2016-10-18

#DUFF


Ale o co tu właściwie chodzi? Co to DUFF? Dlaczego piszę akurat o tym po tak długim okresie milczenia?
Tak wiem. Nie było mnie strasznie długo, a jako że dopiero zaczynam powinnam tu zaglądać regularnie. Ale po co mam pisać jakieś bezsensowne posty, które mają się nijak do mnie? Lepiej trochę poczekać i otrzymać coś szczerego.
Zacznijmy od początku.
Czym jest DUFF?
DUFF - Designated Ugly Fat Friend, jednak po naszemu jest to trochę prostsze do wymówienia... Generalnie chodzi tu o to, że są sobie przyjaciółki. No tak, to już wiemy. Jednak zawsze jest "ale", tym razem to "ale" oznacza, że  jedna z przyjaciółek to DUFF (i nie można temu zaprzeczyć). A sam ten skrót oznacza "tą brzydką i grubą". Skąd się to wzięło? Otóż, ja usłyszałam o tym po raz pierwszy w filmie o takim tytule. Niby film, ale uświadomiłam sobie jak wiele w nim jest prawdy. "DUFF jest każdy. Zawsze znajdzie się ktoś lepszy od nas."
Dlaczego o tym piszę?
Jestem DUFF. Przyznaję się. Zawsze w grupie byłam DUFF i zapewne nią pozostanę, ale teraz widzę, że to nic takiego. I w sumie, uświadamiając sobie, że  jestem DUFF doszłam do pewnego wniosku i tu przejdę już do rzeczy.

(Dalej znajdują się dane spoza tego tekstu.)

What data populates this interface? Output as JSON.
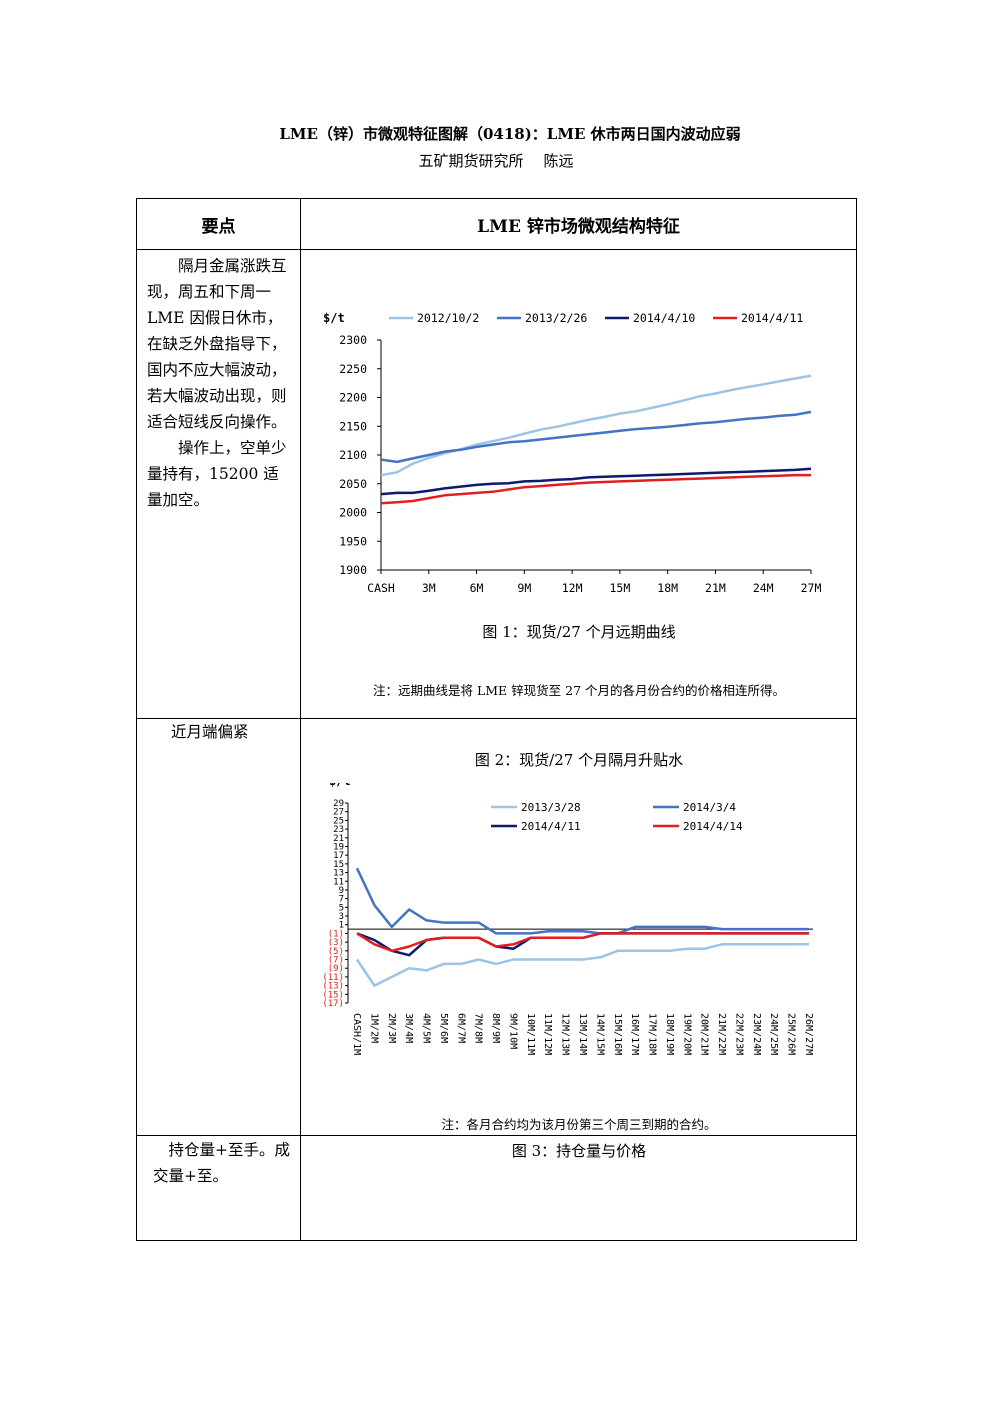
{
  "title": "LME（锌）市微观特征图解（0418)：LME 休市两日国内波动应弱",
  "author": "五矿期货研究所",
  "author_name": "陈远",
  "table": {
    "col1_header": "要点",
    "col2_header": "LME 锌市场微观结构特征",
    "row1_left_p1": "隔月金属涨跌互现，周五和下周一LME 因假日休市，在缺乏外盘指导下，国内不应大幅波动，若大幅波动出现，则适合短线反向操作。",
    "row1_left_p2": "操作上，空单少量持有，15200 适量加空。",
    "row2_left": "近月端偏紧",
    "row3_left_p1": "持仓量+至手。成交量+至。"
  },
  "figure1": {
    "caption": "图 1：现货/27 个月远期曲线",
    "note": "注：远期曲线是将 LME 锌现货至 27 个月的各月份合约的价格相连所得。"
  },
  "figure2": {
    "caption": "图 2：现货/27 个月隔月升贴水",
    "note": "注：各月合约均为该月份第三个周三到期的合约。"
  },
  "figure3": {
    "caption": "图 3：持仓量与价格"
  },
  "chart_data": [
    {
      "type": "line",
      "ylabel": "$/t",
      "ylim": [
        1900,
        2300
      ],
      "yticks": [
        1900,
        1950,
        2000,
        2050,
        2100,
        2150,
        2200,
        2250,
        2300
      ],
      "xtick_labels": [
        "CASH",
        "3M",
        "6M",
        "9M",
        "12M",
        "15M",
        "18M",
        "21M",
        "24M",
        "27M"
      ],
      "legend_position": "top",
      "grid": false,
      "x": [
        0,
        1,
        2,
        3,
        4,
        5,
        6,
        7,
        8,
        9,
        10,
        11,
        12,
        13,
        14,
        15,
        16,
        17,
        18,
        19,
        20,
        21,
        22,
        23,
        24,
        25,
        26,
        27
      ],
      "series": [
        {
          "name": "2012/10/2",
          "color": "#9dc3e6",
          "values": [
            2065,
            2070,
            2085,
            2095,
            2103,
            2110,
            2118,
            2124,
            2130,
            2137,
            2144,
            2149,
            2155,
            2161,
            2166,
            2172,
            2176,
            2182,
            2188,
            2195,
            2202,
            2207,
            2213,
            2218,
            2223,
            2228,
            2233,
            2238
          ]
        },
        {
          "name": "2013/2/26",
          "color": "#4472c4",
          "values": [
            2092,
            2088,
            2094,
            2100,
            2106,
            2109,
            2114,
            2118,
            2122,
            2124,
            2127,
            2130,
            2133,
            2136,
            2139,
            2142,
            2145,
            2147,
            2149,
            2152,
            2155,
            2157,
            2160,
            2163,
            2165,
            2168,
            2170,
            2175
          ]
        },
        {
          "name": "2014/4/10",
          "color": "#0d1a6e",
          "values": [
            2032,
            2034,
            2034,
            2038,
            2042,
            2045,
            2048,
            2050,
            2051,
            2054,
            2055,
            2057,
            2058,
            2061,
            2062,
            2063,
            2064,
            2065,
            2066,
            2067,
            2068,
            2069,
            2070,
            2071,
            2072,
            2073,
            2074,
            2076
          ]
        },
        {
          "name": "2014/4/11",
          "color": "#e02020",
          "values": [
            2016,
            2018,
            2020,
            2025,
            2030,
            2032,
            2034,
            2036,
            2040,
            2044,
            2046,
            2048,
            2050,
            2052,
            2053,
            2054,
            2055,
            2056,
            2057,
            2058,
            2059,
            2060,
            2061,
            2062,
            2063,
            2064,
            2065,
            2065
          ]
        }
      ]
    },
    {
      "type": "line",
      "ylabel": "$/t",
      "ylim": [
        -17,
        29
      ],
      "ytick_labels": [
        "29",
        "27",
        "25",
        "23",
        "21",
        "19",
        "17",
        "15",
        "13",
        "11",
        "9",
        "7",
        "5",
        "3",
        "1",
        "(1)",
        "(3)",
        "(5)",
        "(7)",
        "(9)",
        "(11)",
        "(13)",
        "(15)",
        "(17)"
      ],
      "ytick_values": [
        29,
        27,
        25,
        23,
        21,
        19,
        17,
        15,
        13,
        11,
        9,
        7,
        5,
        3,
        1,
        -1,
        -3,
        -5,
        -7,
        -9,
        -11,
        -13,
        -15,
        -17
      ],
      "negative_tick_color": "#e02020",
      "categories": [
        "CASH/1M",
        "1M/2M",
        "2M/3M",
        "3M/4M",
        "4M/5M",
        "5M/6M",
        "6M/7M",
        "7M/8M",
        "8M/9M",
        "9M/10M",
        "10M/11M",
        "11M/12M",
        "12M/13M",
        "13M/14M",
        "14M/15M",
        "15M/16M",
        "16M/17M",
        "17M/18M",
        "18M/19M",
        "19M/20M",
        "20M/21M",
        "21M/22M",
        "22M/23M",
        "23M/24M",
        "24M/25M",
        "25M/26M",
        "26M/27M"
      ],
      "legend_position": "top",
      "grid": false,
      "series": [
        {
          "name": "2013/3/28",
          "color": "#9dc3e6",
          "values": [
            -7,
            -13,
            -11,
            -9,
            -9.5,
            -8,
            -8,
            -7,
            -8,
            -7,
            -7,
            -7,
            -7,
            -7,
            -6.5,
            -5,
            -5,
            -5,
            -5,
            -4.5,
            -4.5,
            -3.5,
            -3.5,
            -3.5,
            -3.5,
            -3.5,
            -3.5
          ]
        },
        {
          "name": "2014/3/4",
          "color": "#4472c4",
          "values": [
            14,
            5.5,
            0.5,
            4.5,
            2,
            1.5,
            1.5,
            1.5,
            -1,
            -1,
            -1,
            -0.5,
            -0.5,
            -0.5,
            -1,
            -1,
            0.5,
            0.5,
            0.5,
            0.5,
            0.5,
            0,
            0,
            0,
            0,
            0,
            0
          ]
        },
        {
          "name": "2014/4/11",
          "color": "#0d1a6e",
          "values": [
            -1,
            -2.5,
            -5,
            -6,
            -2.5,
            -2,
            -2,
            -2,
            -4,
            -4.5,
            -2,
            -2,
            -2,
            -2,
            -1,
            -1,
            -1,
            -1,
            -1,
            -1,
            -1,
            -1,
            -1,
            -1,
            -1,
            -1,
            -1
          ]
        },
        {
          "name": "2014/4/14",
          "color": "#e02020",
          "values": [
            -1,
            -3.5,
            -5,
            -4,
            -2.5,
            -2,
            -2,
            -2,
            -4,
            -3.5,
            -2,
            -2,
            -2,
            -2,
            -1,
            -1,
            -1,
            -1,
            -1,
            -1,
            -1,
            -1,
            -1,
            -1,
            -1,
            -1,
            -1
          ]
        }
      ]
    }
  ]
}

Co chcę przez to przekazać?
Nie chodzi mi o samo stwierdzenie, że  jestem DUFF. Nie to jest moim celem. Dzięki temu filmowi uświadomiłam sobie, żeby zawsze być sobą i nie udawać kogoś kim nie jestem. Wam polecam to samo. Na dobry początek obejrzyjcie film ;)
Do rzeczy... chcę tu, wszystkim, przekazać, kim na prawdę jestem, jaka jestem w sercu.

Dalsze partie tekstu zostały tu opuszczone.